As we walked around the village in the twilight, the air was chilly, but not cold, and the air was full of mist just turning to rain. Three chickens broke out of their pen and dashed across the dirt road, presumably to get to the other side. A large bonfire glowed on the town green while a fiddle and cello played in the steepled white meetinghouse. It was peaceful as the lights glowed around the edge of the village.
My daughter and niece, who had given up their much-anticipated trip to Disney World, beamed as they made their way toward an exhibit of Christmas decorations from different 19th Century decades.
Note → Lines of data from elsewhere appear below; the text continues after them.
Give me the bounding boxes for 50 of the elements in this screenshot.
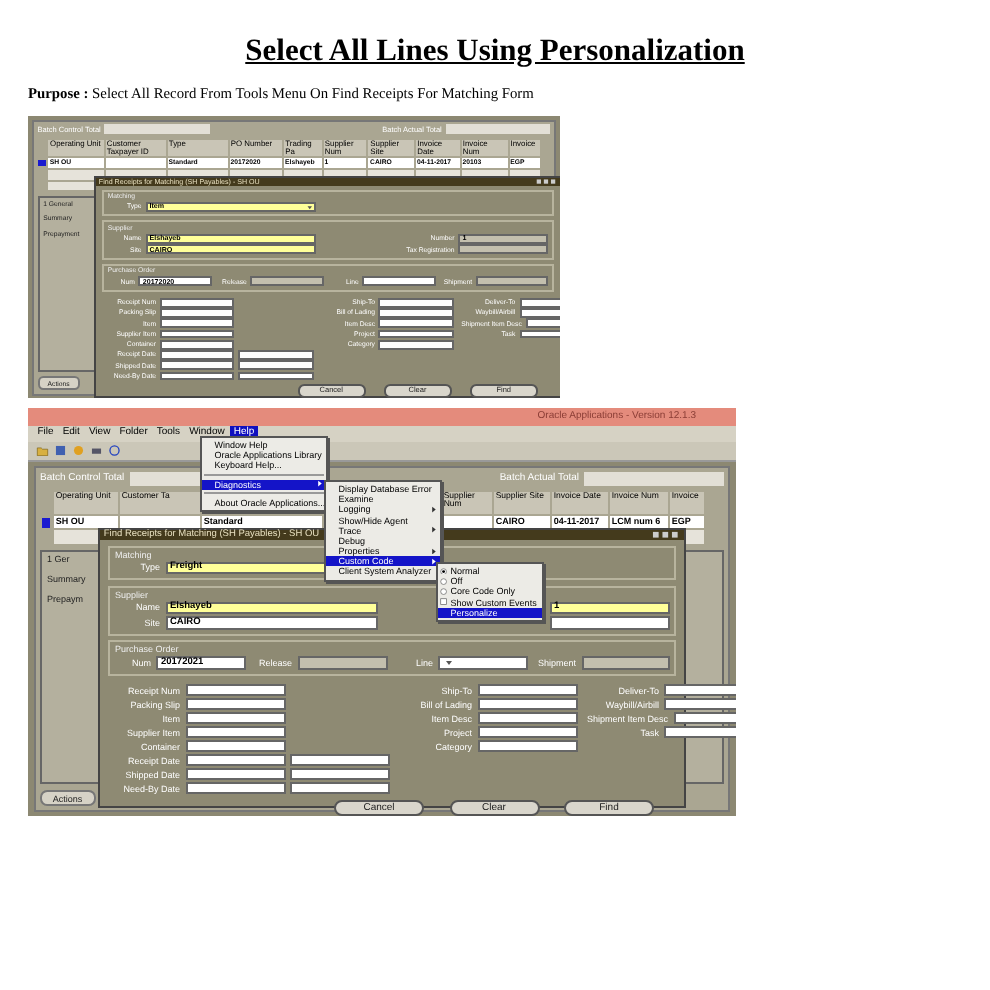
input-field[interactable]: [664, 726, 736, 739]
row-indicator[interactable]: [41, 518, 50, 528]
input-field[interactable]: [477, 684, 577, 697]
input-field[interactable]: [584, 472, 724, 485]
input-field[interactable]: [477, 712, 577, 725]
input-field[interactable]: [159, 297, 235, 308]
caret-icon: [305, 203, 313, 211]
input-field[interactable]: [477, 698, 577, 711]
input-field[interactable]: [185, 754, 285, 767]
input-field[interactable]: [290, 754, 390, 767]
input-field[interactable]: [290, 782, 390, 795]
input-field[interactable]: [362, 276, 437, 286]
table-cell: [442, 516, 492, 529]
input-field[interactable]: [664, 698, 736, 711]
input-field[interactable]: [185, 768, 285, 781]
window-buttons-icon[interactable]: [535, 177, 558, 185]
input-field[interactable]: [185, 740, 285, 753]
input-field[interactable]: [238, 360, 314, 371]
input-field[interactable]: [477, 740, 577, 753]
input-field[interactable]: [378, 297, 454, 308]
window-buttons-icon[interactable]: [651, 530, 681, 540]
input-field[interactable]: [159, 308, 235, 318]
input-field[interactable]: [185, 712, 285, 725]
input-field[interactable]: [159, 339, 235, 350]
input-field[interactable]: [238, 371, 314, 381]
input-field[interactable]: [185, 726, 285, 739]
input-field[interactable]: [477, 726, 577, 739]
dropdown-field[interactable]: [438, 656, 528, 669]
document-title: Select All Lines Using Personalization: [245, 34, 745, 68]
input-field[interactable]: [290, 768, 390, 781]
input-field[interactable]: [378, 329, 454, 339]
input-field[interactable]: [664, 684, 736, 697]
caret-icon: [443, 657, 453, 668]
row-indicator[interactable]: [38, 160, 45, 167]
input-field[interactable]: [104, 124, 210, 135]
input-field[interactable]: [185, 698, 285, 711]
input-field[interactable]: [185, 684, 285, 697]
input-field[interactable]: [445, 124, 551, 135]
input-field[interactable]: [378, 308, 454, 318]
input-field[interactable]: [185, 782, 285, 795]
input-field[interactable]: [159, 360, 235, 371]
input-field[interactable]: [238, 350, 314, 360]
input-field[interactable]: [378, 318, 454, 329]
input-field[interactable]: [378, 339, 454, 350]
input-field[interactable]: [159, 371, 235, 381]
help-icon[interactable]: [108, 443, 121, 457]
input-field[interactable]: [159, 318, 235, 329]
input-field[interactable]: [549, 616, 669, 629]
input-field[interactable]: [159, 329, 235, 339]
input-field[interactable]: [159, 350, 235, 360]
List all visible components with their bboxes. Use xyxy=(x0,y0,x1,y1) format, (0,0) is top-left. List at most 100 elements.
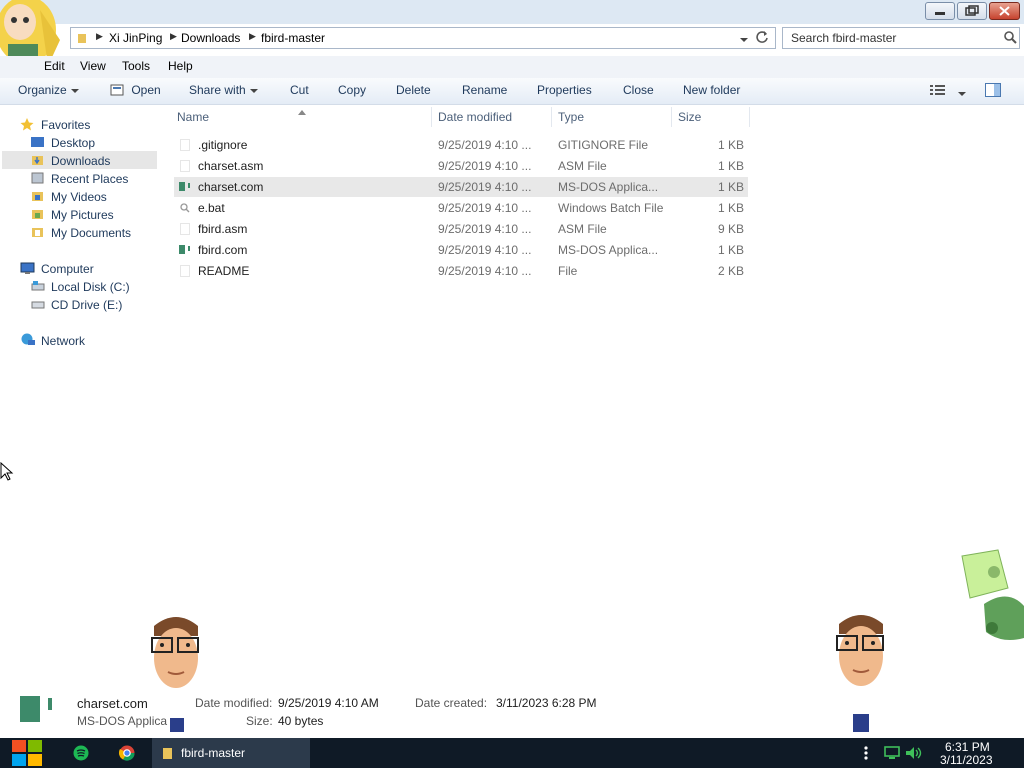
delete-button[interactable]: Delete xyxy=(396,83,431,97)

This is what making lemonade looks like.
The Art Of Paying Attention
At the end of a long year, as we turn another page in the continuing pandemic chapter of our own personal stories, it’s important to stop and look around, to notice the way the light catches on a branch or glows, calling us through the darkness. Writing is how we pay attention, and how we hold onto these moments where emotion lives.
I don’t know what the year holds, but I know that it will take patience, compassion, discipline, and attention to make it matter. And I know that our writing will hold us, and buoy us through the water no matter the weather.